The design story for this living room Tudor is  ”Old World elements meet tailored sophistication with vintage eclecticism paired with ethnic touches.”  ”What?”  You may be thinking.  Just wait.

This design plan will be characterized by old world touches with some wrought iron accents, tufted furniture and potentially some natural stone elements.  The tailored sophistication will translates to the ‘grown up’ elements of the space with proposed built-in bookcases painted in a sophisticated, a bit of a masculine, yet rich paint color.  In addition, brass accent pieces will be incorporated throughout the space.  Vintage eclecticism will find it’s way by adding charming,  fun, somewhat whimsical, bold  and unexpected patterns paired with rich and warm colors in the rug, fabric, pillows and lighting.  Lastly,  the ethnic touches will come in from their existing carved wooden mirror (on the mantle)  and potentially wood accent tables or coffee table.

Other than the grandfather clock given to them as a wedding gift from her mother the room was a blank canvas.   I knew lighting (at this point no major electrical work is in the budget) and scale of furniture were going to be key to this space.   However,  there was no one inspiration piece that I started with like I do with some spaces, but I did draw upon their dining room.  I used their dining room window treatment fabric that we collaborated on together earlier in the year as my starting point for their living room.  The rich colors, bold patterns, yet casual elegance was my inspiration.

We decided pretty quickly to lighten up the living room  by bringing in the same creamy wall color (Ben Moore OC – 1 Natural Wicker) from the dining room into the foyer (the foyer connects the dining room and living room) and into the living room as well.

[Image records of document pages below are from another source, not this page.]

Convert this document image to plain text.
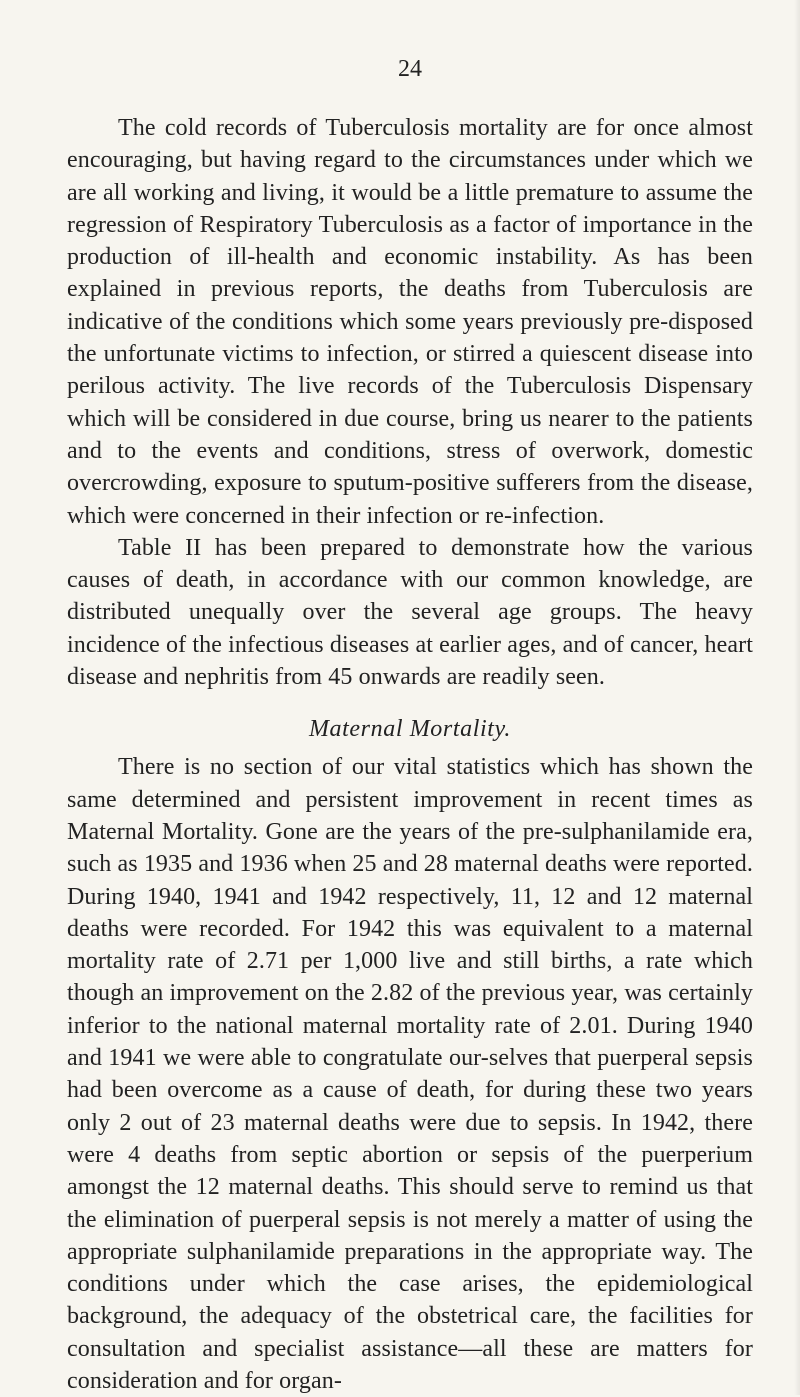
24

The cold records of Tuberculosis mortality are for once almost encouraging, but having regard to the circumstances under which we are all working and living, it would be a little premature to assume the regression of Respiratory Tuberculosis as a factor of importance in the production of ill-health and economic instability. As has been explained in previous reports, the deaths from Tuberculosis are indicative of the conditions which some years previously pre-disposed the unfortunate victims to infection, or stirred a quiescent disease into perilous activity. The live records of the Tuberculosis Dispensary which will be considered in due course, bring us nearer to the patients and to the events and conditions, stress of overwork, domestic overcrowding, exposure to sputum-positive sufferers from the disease, which were concerned in their infection or re-infection.

Table II has been prepared to demonstrate how the various causes of death, in accordance with our common knowledge, are distributed unequally over the several age groups. The heavy incidence of the infectious diseases at earlier ages, and of cancer, heart disease and nephritis from 45 onwards are readily seen.

Maternal Mortality.

There is no section of our vital statistics which has shown the same determined and persistent improvement in recent times as Maternal Mortality. Gone are the years of the pre-sulphanilamide era, such as 1935 and 1936 when 25 and 28 maternal deaths were reported. During 1940, 1941 and 1942 respectively, 11, 12 and 12 maternal deaths were recorded. For 1942 this was equivalent to a maternal mortality rate of 2.71 per 1,000 live and still births, a rate which though an improvement on the 2.82 of the previous year, was certainly inferior to the national maternal mortality rate of 2.01. During 1940 and 1941 we were able to congratulate our-selves that puerperal sepsis had been overcome as a cause of death, for during these two years only 2 out of 23 maternal deaths were due to sepsis. In 1942, there were 4 deaths from septic abortion or sepsis of the puerperium amongst the 12 maternal deaths. This should serve to remind us that the elimination of puerperal sepsis is not merely a matter of using the appropriate sulphanilamide preparations in the appropriate way. The conditions under which the case arises, the epidemiological background, the adequacy of the obstetrical care, the facilities for consultation and specialist assistance—all these are matters for consideration and for organ-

In addition, I knew I wanted to reupholster the Louis XVI style chairs that were given to my client by her mother and before that the chairs belonged to her grandmother.

My client was really open to anything I had to share.  That’s always fun for a decorator.  We’ve worked on a few smaller projects in her home previously so that always helps in understanding each other’s style and approach.

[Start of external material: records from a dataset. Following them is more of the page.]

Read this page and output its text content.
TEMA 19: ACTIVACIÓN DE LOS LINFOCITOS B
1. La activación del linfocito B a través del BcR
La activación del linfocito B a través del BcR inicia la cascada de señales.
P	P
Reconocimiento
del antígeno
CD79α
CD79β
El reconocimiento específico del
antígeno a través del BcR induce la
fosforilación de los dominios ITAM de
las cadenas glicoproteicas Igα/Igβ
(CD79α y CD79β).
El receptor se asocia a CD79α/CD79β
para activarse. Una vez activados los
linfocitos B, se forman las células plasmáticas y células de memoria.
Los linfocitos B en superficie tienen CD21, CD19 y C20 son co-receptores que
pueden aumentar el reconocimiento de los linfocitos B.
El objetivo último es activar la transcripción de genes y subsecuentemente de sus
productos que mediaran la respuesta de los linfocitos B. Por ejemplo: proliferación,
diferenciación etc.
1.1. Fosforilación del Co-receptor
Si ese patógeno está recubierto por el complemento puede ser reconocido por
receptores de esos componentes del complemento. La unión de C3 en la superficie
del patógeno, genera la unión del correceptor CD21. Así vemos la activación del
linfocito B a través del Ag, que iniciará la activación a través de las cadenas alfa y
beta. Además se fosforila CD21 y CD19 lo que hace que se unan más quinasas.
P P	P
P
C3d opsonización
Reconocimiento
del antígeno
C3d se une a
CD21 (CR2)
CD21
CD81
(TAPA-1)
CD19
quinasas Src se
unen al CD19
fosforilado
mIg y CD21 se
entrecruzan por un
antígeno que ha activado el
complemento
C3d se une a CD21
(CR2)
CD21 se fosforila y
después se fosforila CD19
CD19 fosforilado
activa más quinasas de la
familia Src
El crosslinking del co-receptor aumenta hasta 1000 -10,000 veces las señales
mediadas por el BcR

It’s an honor to do what I do on day to day basis….working with people creating along side them a space that they love to be a part of (really that’s a part of them), a space they share with family and friends and a space where they’ll create memories for a lifetime.

This post is to honor and thank all my clients for their willingness to go out of their comfort zone, but still stay true to themselves as it relates to design.    Good design takes some experimenting, collaboration and trust.  ”To have and to hold” takes on a whole new meaning when I’m working on a project with clients, but is the best way to illustrate in words how important each client and project is to me.

I hope you’re intrigued with this Tudor home’s design story and will enjoy the design ride along with us as I plan to share my design ideas and pictures along the way as significant elements are completed in the room.  Kind of a “play by play” blog series of sorts.   Unlike my design plans, this blog series is not planned out per se so I hope you enjoy the spontaneity of it all too (and bare with me the photos taken by me that I’ll be sharing)!  So stayed tuned for more blog posts of  ”A Tudor To Treasure”!

Now, it’s off to Sonoma, CA with my husband for a few days….I’m sure I’ll find some inspiration there (and maybe enjoy a glass of wine or two or three!)….ahhhh….can’t wait.